W liceum i na początku studiów miałam przyjaciółkę. Artystkę. Nawet mi na 18stkę obraz namalowała. Ładny był, zachód słońca. Przyjaciółka owa, pochodziła z biednej rodziny. Nigdy na nic nie miała pieniędzy. Zawsze od kogoś pożyczała. Kiedyś moja mama pożyczyła jej 350 zł na jakieś artystyczny wyjazd. Nigdy nie oddała, a moja mama o tym zapomniała.

W każdym razie, artystka była w liceum plastycznym, a jej marzeniem była akademia sztuk pięknych w Poznaniu. Dziewczyna nie była brzydka, ale brak hajsu odbijał się na jej ciuchach i fryzurze. Generalnie, zawsze była czysto i schludnie ubrana, ale wyglądała, jak szara mysz z jakiegoś kółka różańcowego.

Malowała sobie te swoje obrazy, robiła portfolio, a międzyczasie zaczęło się koło niej kręcić stado starych dziadów zainteresowanych usługami seksualnymi w zamian za pieniądze. Ona brzydziła się tymi dziadami, więc nigdy na to nie poszła.

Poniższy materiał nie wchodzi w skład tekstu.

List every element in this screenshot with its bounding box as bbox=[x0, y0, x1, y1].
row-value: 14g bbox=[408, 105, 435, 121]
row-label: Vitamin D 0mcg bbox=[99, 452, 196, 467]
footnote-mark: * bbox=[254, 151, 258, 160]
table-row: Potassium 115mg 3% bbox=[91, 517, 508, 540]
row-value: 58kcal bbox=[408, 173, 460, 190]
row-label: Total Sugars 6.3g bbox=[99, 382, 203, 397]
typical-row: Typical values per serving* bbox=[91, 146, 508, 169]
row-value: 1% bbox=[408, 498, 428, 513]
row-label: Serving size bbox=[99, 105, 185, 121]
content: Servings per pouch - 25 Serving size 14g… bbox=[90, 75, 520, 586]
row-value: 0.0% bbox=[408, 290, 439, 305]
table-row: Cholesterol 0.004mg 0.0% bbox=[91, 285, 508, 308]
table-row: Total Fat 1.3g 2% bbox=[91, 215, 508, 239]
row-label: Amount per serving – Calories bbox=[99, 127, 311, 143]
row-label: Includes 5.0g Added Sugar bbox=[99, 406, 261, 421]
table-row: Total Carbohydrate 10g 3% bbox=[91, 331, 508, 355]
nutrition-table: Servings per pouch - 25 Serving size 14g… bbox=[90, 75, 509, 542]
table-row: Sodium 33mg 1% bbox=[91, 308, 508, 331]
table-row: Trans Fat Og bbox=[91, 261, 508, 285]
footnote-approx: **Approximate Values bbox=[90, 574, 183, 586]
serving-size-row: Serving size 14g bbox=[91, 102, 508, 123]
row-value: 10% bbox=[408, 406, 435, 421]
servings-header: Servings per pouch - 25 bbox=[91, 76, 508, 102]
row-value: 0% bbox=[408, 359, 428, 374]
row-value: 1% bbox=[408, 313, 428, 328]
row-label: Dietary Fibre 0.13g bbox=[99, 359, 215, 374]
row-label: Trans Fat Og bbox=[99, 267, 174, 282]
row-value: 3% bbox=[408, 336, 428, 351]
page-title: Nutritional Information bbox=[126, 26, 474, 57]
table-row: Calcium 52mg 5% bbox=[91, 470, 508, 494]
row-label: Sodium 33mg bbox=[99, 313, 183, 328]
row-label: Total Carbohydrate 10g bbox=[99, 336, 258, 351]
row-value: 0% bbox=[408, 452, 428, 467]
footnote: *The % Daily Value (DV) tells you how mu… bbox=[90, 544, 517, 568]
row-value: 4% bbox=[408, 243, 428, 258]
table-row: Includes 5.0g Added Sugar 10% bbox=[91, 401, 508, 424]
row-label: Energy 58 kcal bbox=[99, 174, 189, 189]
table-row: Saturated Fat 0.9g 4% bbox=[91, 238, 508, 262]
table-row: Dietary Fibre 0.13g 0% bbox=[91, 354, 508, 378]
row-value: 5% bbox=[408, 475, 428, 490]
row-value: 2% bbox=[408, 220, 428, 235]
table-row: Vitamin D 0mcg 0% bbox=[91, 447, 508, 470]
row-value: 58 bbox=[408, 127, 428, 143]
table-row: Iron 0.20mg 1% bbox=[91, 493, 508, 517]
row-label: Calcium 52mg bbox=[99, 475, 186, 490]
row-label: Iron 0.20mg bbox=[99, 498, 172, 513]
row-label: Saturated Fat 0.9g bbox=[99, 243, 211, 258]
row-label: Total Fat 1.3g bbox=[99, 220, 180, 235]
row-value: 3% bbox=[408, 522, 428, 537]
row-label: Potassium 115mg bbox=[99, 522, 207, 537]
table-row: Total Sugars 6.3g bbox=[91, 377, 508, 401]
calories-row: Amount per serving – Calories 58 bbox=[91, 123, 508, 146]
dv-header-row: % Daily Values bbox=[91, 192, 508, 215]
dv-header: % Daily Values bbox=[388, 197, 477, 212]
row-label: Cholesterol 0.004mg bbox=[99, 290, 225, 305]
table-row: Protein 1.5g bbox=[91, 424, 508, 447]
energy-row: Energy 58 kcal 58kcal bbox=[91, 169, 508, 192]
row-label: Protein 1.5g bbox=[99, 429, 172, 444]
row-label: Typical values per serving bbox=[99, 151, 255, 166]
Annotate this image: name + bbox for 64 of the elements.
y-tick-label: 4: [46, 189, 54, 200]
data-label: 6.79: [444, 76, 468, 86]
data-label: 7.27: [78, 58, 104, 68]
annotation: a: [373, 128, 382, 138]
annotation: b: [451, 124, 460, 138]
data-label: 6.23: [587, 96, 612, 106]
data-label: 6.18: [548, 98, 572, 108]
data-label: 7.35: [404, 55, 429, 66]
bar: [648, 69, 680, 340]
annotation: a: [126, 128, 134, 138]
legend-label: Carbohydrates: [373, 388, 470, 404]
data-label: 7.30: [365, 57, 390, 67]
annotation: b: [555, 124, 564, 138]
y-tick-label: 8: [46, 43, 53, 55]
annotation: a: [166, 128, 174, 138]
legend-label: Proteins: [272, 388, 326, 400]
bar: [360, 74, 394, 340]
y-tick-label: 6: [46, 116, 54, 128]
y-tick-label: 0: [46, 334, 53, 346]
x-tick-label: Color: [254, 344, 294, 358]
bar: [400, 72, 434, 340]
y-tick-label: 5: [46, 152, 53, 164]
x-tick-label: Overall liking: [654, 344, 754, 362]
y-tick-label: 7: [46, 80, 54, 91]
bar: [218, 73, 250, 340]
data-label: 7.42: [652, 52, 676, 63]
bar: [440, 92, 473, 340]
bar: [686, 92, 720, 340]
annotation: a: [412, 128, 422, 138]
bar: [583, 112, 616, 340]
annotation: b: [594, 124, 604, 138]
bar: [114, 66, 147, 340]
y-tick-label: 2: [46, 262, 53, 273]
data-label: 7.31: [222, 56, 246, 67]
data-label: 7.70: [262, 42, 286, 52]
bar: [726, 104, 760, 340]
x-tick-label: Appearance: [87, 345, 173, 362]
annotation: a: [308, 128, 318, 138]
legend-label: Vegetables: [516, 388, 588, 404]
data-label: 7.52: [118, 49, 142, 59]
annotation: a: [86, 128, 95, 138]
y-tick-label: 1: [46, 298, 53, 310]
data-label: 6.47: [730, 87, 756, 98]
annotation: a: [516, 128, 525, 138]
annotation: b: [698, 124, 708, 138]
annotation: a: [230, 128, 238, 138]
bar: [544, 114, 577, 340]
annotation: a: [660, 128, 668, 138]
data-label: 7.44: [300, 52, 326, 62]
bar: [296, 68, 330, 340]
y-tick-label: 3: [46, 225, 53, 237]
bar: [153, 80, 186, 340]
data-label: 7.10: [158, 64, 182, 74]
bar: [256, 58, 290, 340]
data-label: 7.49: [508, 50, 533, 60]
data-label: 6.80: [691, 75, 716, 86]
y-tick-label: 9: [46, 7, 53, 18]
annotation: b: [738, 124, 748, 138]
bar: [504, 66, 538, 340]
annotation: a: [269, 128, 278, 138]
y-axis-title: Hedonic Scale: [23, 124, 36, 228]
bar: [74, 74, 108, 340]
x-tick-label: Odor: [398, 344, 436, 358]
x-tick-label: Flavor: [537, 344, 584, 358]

Ostatecznie, dostała się na wymarzone studia w tym Poznaniu. Nasz kontakt się urwał, ale z rok temu znalazła mnie na pejsie. Pacze na jej zdjęcia i oczom nie wierzę – ma męża i małe dziecko. Dalej jest artystką, tak jak mąż zresztą. Byli sobie w Ameryce Południowej, wzięli ślub. Niedawno przyglądnęłam się temu typowi. Stary dziad. Na dodatek – rasowy artysta. Zaniedbany wygląd, zmary. Nie widziałam go wcześniej z bliska, bo zdjęcia były robione z daleka. Teraz zrobił se słitfocie. I co? Patrzę z boku na jego profilu – 55 lat. Mógłby być jej ojcem.

Gratuluję ci zatem, moja droga, takich doskonałych życiowych wyborów. Wyglądasz, jak córka swojego męża. Zawsze brzydziły cię takie staruchy. Ostatecznie, związałaś się z takim na dobre i na złe. Git.

  • 47
  • Odpowiedz
@julianna_cebulanna: ten jeden widocznie nie chciał usług za pieniądze. do tego - artysta. najwyraźniej miał coś, co sprawiło, że okazał się interesujący. w czym problem? chyba ty go masz, że ona jeździ, a ty nie.
  • Odpowiedz
@julianna_cebulanna: "Gratuluję ci zatem, moja droga, takich doskonałych życiowych wyborów. Wyglądasz, jak córka swojego męża. Zawsze brzydziły cię takie staruchy. Ostatecznie, związałaś się z takim na dobre i na złe. Git. " Po co napisałaś to tutaj zamiast jej na facebooku ? Przecież tutaj tego nie przeczyta a po cytacie widać że to jest skierowane do niej.